Here are just a few of the thousands of LGBT people who have been assaulted or killed in hate crimes in the past decade.
And here are pictures and remembrances of many more.
These are the faces of people whom Focus on the Family, the Family Research Council, and other Christian Rightists believe are undeserving of equal protection under federal hate-crime law.
These organizations today protested President Obama’s signing of the Hate Crimes Prevention Act, which revised existing federal hate-crime law to protect victims of felony violence committed on the basis of the victim’s sexual orientation or gender identity.
Focus on the Family joined Erik Stanley of the Alliance Defense Fund in asserting that while “all victims deserve equal justice,” LGBT people should be excluded from that equal justice, as they were under the previous federal hate-crime law. The two organizations favor the earlier law, which only offered protection for victims in some demographics — race and religion — but not others.
Then and now, the federal law explicitly limits hate-crime punishment to felony violence, and both the law and the First Amendment of the Constitution explicitly protect and preserve free speech. Nevertheless, Focus and the ADF equated the punishment of felony violence with “the criminalization of speech that is not deemed ‘politically correct.'” In short, ADF and Focus both maintain that violence is a valid (albeit incorrect) form of religious and political expression.
The Family Research Council, a spinoff of Focus, declared that the equitable punishment of felony violence “is part of a radical social agenda that could ultimately silence Christians and use the force of government to marginalize anyone whose faith is at odds with homosexuality.”

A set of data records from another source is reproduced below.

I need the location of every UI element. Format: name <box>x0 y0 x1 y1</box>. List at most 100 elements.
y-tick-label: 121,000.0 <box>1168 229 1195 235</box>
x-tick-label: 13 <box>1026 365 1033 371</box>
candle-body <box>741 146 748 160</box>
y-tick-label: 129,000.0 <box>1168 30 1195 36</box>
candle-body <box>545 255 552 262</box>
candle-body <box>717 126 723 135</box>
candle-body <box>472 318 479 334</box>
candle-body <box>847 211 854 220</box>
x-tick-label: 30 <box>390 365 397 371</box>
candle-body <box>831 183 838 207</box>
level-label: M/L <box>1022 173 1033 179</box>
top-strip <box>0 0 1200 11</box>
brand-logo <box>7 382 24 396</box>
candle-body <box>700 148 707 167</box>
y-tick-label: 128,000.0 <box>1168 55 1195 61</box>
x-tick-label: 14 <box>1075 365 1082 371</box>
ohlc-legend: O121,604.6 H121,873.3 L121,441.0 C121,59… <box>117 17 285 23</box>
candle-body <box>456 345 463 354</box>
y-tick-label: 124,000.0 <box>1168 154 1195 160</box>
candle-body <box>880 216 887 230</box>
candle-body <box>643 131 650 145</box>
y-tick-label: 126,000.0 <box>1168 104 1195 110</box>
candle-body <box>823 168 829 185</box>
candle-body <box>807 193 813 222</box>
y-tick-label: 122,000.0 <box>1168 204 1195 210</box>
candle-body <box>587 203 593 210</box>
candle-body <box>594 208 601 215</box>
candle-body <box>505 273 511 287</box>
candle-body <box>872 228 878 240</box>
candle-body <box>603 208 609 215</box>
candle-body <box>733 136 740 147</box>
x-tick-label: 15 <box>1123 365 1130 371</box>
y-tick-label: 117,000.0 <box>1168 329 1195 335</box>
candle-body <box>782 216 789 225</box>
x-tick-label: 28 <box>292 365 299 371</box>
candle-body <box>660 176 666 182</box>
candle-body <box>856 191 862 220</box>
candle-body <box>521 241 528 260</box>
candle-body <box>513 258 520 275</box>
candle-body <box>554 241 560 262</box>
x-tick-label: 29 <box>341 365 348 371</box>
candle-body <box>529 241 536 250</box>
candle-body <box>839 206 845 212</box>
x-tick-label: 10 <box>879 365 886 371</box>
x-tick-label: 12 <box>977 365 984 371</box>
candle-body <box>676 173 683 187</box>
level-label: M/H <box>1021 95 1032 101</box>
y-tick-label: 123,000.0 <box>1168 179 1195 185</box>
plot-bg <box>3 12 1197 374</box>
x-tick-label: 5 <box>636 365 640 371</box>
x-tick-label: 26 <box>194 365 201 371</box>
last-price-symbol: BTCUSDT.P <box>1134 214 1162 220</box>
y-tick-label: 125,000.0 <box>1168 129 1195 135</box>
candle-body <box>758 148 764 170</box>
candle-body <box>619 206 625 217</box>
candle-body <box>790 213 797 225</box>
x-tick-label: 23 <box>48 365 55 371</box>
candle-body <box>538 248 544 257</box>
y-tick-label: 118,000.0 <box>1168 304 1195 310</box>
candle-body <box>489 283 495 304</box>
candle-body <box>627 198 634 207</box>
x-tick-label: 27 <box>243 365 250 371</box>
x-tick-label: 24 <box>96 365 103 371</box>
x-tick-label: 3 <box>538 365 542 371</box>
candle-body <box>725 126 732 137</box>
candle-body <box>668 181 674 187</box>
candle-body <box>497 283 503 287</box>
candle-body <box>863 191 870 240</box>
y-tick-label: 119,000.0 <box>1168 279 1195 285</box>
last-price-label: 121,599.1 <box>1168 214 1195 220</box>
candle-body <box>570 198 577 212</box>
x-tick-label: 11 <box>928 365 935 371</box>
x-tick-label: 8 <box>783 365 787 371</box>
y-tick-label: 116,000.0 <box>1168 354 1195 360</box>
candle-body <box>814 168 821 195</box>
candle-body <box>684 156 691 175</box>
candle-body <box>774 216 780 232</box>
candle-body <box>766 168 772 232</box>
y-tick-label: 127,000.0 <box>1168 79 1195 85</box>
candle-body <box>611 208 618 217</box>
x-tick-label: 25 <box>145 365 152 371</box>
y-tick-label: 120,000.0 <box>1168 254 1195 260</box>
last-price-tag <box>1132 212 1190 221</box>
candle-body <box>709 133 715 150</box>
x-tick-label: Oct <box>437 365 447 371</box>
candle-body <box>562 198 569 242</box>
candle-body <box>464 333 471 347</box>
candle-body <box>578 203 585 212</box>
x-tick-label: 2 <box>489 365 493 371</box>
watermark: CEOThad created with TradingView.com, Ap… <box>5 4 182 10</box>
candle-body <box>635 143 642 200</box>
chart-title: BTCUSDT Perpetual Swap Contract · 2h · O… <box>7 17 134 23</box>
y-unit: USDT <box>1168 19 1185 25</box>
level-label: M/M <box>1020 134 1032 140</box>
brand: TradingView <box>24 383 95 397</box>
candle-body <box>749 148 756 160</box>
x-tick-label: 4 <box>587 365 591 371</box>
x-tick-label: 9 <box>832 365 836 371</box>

The Traditional Values Coalition has long contended that gay and transgender Americans should not be protected from violence, as other targeted “minorities” are. Exodus International spokesman Randy Thomas has repeatedly insisted that the punishment of felony violence against LGBT people amounts to punishment of “thought crime.” And PFOX frequently claims that ex-gays are the most persecuted minority in America.
The Washington Post notes tonight:
According to the FBI, law enforcement agencies around the country reported 7,624 hate crime incidents in 2007, the most recent year for which data were available. More than half were categorized as racially motivated, and about 17 percent were based on sexual orientation.
No such violence against ex-gays was reported.
The United Church of Christ was one of several religious institutions that applauded the newly revised law.